(2 of 3)
Idle Passion is an intelligent amateur's attempt to examine, with the wan headlamp of Freudian ideology, what Vladimir Nabokov calls "the full horror, the abysmal depths of chess." Author Alexander Cockburn is a graceful writer and reads plausibly enough when he says that chess is a "symbolic repetition" of the "family romance" in which the pieces "represent... the Oedipal situation." Meaning that the king is the father and the queen is the mother. But what's this about the king also being "the boy's penis in the phallic stage?" Cockburn explains gravely that the "tense etiquette" of chess, which forbids a player to touch his own pieces except to make a move and enforces a rigid "taboo against touching the opponent's pieces," is actually a way of guarding against "masturbation" or a possible "homosexual overture."
Warming to his subject, Cockburn further asserts that the game is a device for the release of still more "cruel instincts and vile desires." He recalls a fetching legend about a sadistic king of Babylon known as Evil Merodach, who "chopped up the body of his father Nebuchadnezzar into three hundred pieces and threw them to three hundred vultures." Chess, the legend continues, was invented to cure Merodach's madness.
Cockburn agrees. With supporting quotes from Freud's biographer, Ernest Jones, and from Reuben Fine, an American grand master who became a Freudian analyst, the author argues that the hidden aim of the game is to "murder" the father with the help of the mother and so recapture "a part of lost omnipotence." Chess, Cockburn concludes with intense distaste, is a paranoid, "anal-sadistic ... socially meaningless ... dance of death" that for the habitual player becomes "a process of suicide."
Seldom Sober. As for the supreme masters of the game, Cockburn describes at least half of them as deranged men. Paul Morphy, he reminds us, was a paranoid fetishist who lived in deathly fear of poisoners and liked to stand ecstatically in a circle of women's shoes. Wilhelm Steinitz had a recurrent delusion that he was playing chess with God. Alexander Alekhine served as a police informer in the Soviet Union, wrote anti-Semitic tracts hi Nazi Germany, was seldom seen sober and once urinated on the carpet in the middle of a well-attended chess exhibition.

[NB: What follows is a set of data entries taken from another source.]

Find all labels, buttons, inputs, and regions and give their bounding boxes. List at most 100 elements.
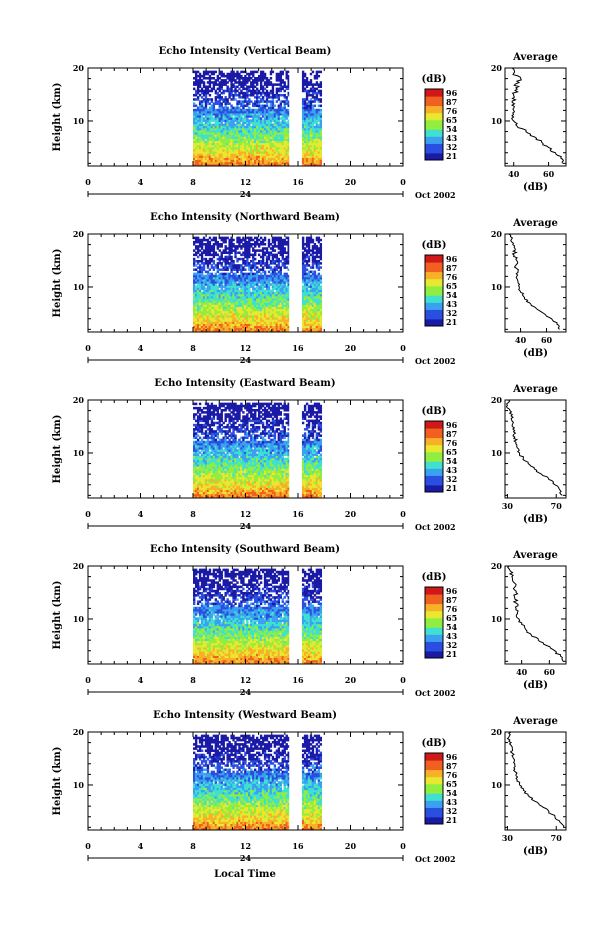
heatmap-cell [214, 310, 218, 314]
heatmap-cell [210, 259, 214, 263]
heatmap-cell [254, 149, 257, 152]
heatmap-cell [216, 77, 219, 80]
heatmap-cell [319, 315, 323, 318]
heatmap-cell [230, 91, 233, 95]
heatmap-cell [218, 327, 221, 331]
heatmap-cell [208, 144, 212, 148]
heatmap-cell [204, 270, 208, 274]
heatmap-cell [216, 308, 219, 312]
heatmap-cell [267, 119, 271, 122]
heatmap-cell [218, 72, 221, 76]
heatmap-cell [246, 312, 249, 316]
heatmap-cell [226, 72, 229, 76]
heatmap-cell [198, 93, 202, 97]
heatmap-cell [202, 70, 206, 74]
heatmap-cell [256, 319, 259, 322]
heatmap-cell [240, 327, 243, 331]
heatmap-cell [198, 436, 202, 440]
heatmap-cell [307, 295, 311, 299]
heatmap-cell [252, 289, 255, 293]
heatmap-cell [222, 257, 225, 261]
heatmap-cell [200, 253, 204, 257]
heatmap-cell [277, 119, 281, 122]
heatmap-cell [230, 319, 233, 322]
heatmap-cell [250, 327, 253, 331]
heatmap-cell [194, 491, 198, 495]
heatmap-cell [244, 268, 247, 271]
heatmap-cell [257, 108, 261, 112]
heatmap-cell [257, 238, 261, 242]
heatmap-cell [232, 293, 235, 297]
heatmap-cell [198, 155, 202, 158]
heatmap-cell [273, 140, 277, 144]
heatmap-cell [315, 136, 319, 139]
heatmap-cell [198, 123, 202, 127]
heatmap-cell [307, 108, 311, 112]
heatmap-cell [287, 163, 290, 167]
heatmap-cell [230, 85, 233, 88]
heatmap-cell [206, 129, 210, 133]
heatmap-cell [224, 238, 227, 242]
heatmap-cell [319, 247, 323, 250]
heatmap-cell [283, 83, 286, 86]
heatmap-cell [193, 283, 196, 286]
heatmap-cell [250, 325, 253, 329]
heatmap-cell [242, 119, 245, 122]
y-tick-label: 10 [73, 116, 85, 126]
heatmap-cell [277, 243, 281, 246]
heatmap-cell [216, 79, 219, 82]
heatmap-cell [287, 85, 290, 88]
heatmap-cell [277, 304, 281, 307]
heatmap-cell [259, 91, 263, 95]
heatmap-cell [240, 321, 243, 324]
heatmap-cell [311, 262, 315, 265]
heatmap-cell [224, 289, 227, 293]
heatmap-cell [257, 110, 261, 114]
heatmap-cell [256, 157, 259, 161]
heatmap-cell [242, 312, 245, 316]
heatmap-cell [204, 319, 208, 322]
heatmap-cell [301, 159, 305, 163]
heatmap-cell [242, 117, 245, 120]
heatmap-cell [277, 321, 281, 324]
heatmap-cell [210, 308, 214, 312]
heatmap-cell [244, 285, 247, 288]
heatmap-cell [193, 129, 196, 133]
heatmap-cell [242, 121, 245, 125]
heatmap-cell [269, 134, 273, 137]
heatmap-cell [305, 104, 309, 108]
heatmap-cell [257, 312, 261, 316]
heatmap-cell [261, 306, 265, 310]
heatmap-cell [301, 308, 305, 312]
heatmap-cell [210, 129, 214, 133]
heatmap-cell [287, 315, 290, 318]
heatmap-cell [301, 136, 305, 139]
heatmap-cell [194, 449, 198, 452]
heatmap-cell [267, 96, 271, 99]
heatmap-cell [275, 310, 279, 314]
heatmap-cell [267, 144, 271, 148]
heatmap-cell [216, 298, 219, 301]
heatmap-cell [193, 151, 196, 154]
heatmap-cell [281, 291, 284, 295]
heatmap-cell [200, 79, 204, 82]
panel-title: Echo Intensity (Northward Beam) [150, 212, 340, 223]
heatmap-cell [210, 302, 214, 305]
heatmap-cell [275, 276, 279, 280]
heatmap-cell [305, 140, 309, 144]
heatmap-cell [224, 155, 227, 158]
heatmap-cell [232, 329, 235, 333]
heatmap-cell [200, 247, 204, 250]
heatmap-cell [279, 266, 282, 269]
heatmap-cell [309, 325, 313, 329]
heatmap-cell [307, 157, 311, 161]
x-tick-label: 4 [138, 177, 144, 187]
heatmap-cell [303, 295, 307, 299]
heatmap-cell [194, 74, 198, 78]
heatmap-cell [246, 157, 249, 161]
heatmap-cell [285, 136, 288, 139]
heatmap-cell [244, 274, 247, 278]
heatmap-cell [256, 104, 259, 108]
heatmap-cell [228, 274, 231, 278]
heatmap-cells [193, 402, 323, 499]
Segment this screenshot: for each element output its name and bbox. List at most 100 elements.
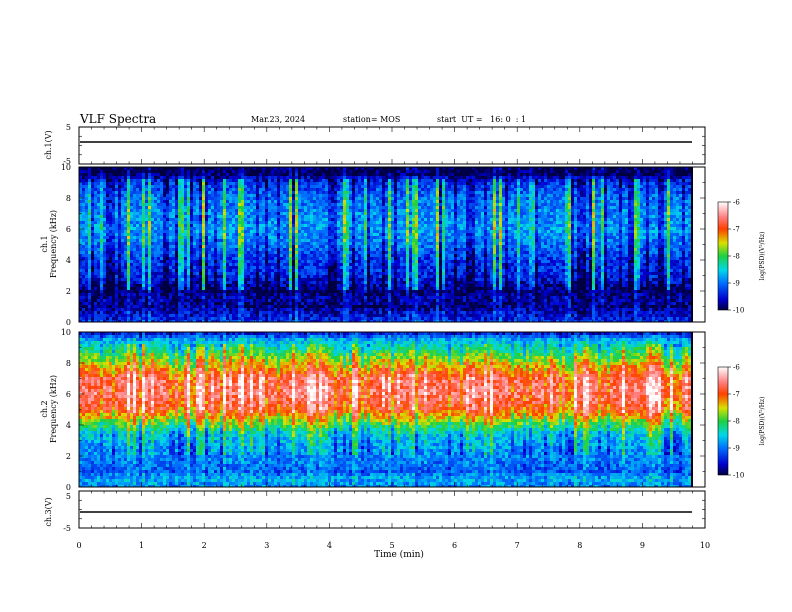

Unfortunately, neither Cockburn nor the authors of The World of Chess have anything of interest to say about the greatest and weirdest grand master of them all. Cockburn has never met Fischer; his portrait is drawn largely from magazine clips. But Saidy is a lifelong friend of the champion's and in private speaks about him with rich insight. Regrettably, in his chapter on Fischer he has chosen to speak simperingly about how "great... worthy ... true to his principles... misunderstood" Fischer is. He also urges the world to be "thankful" that Fischer plays chess.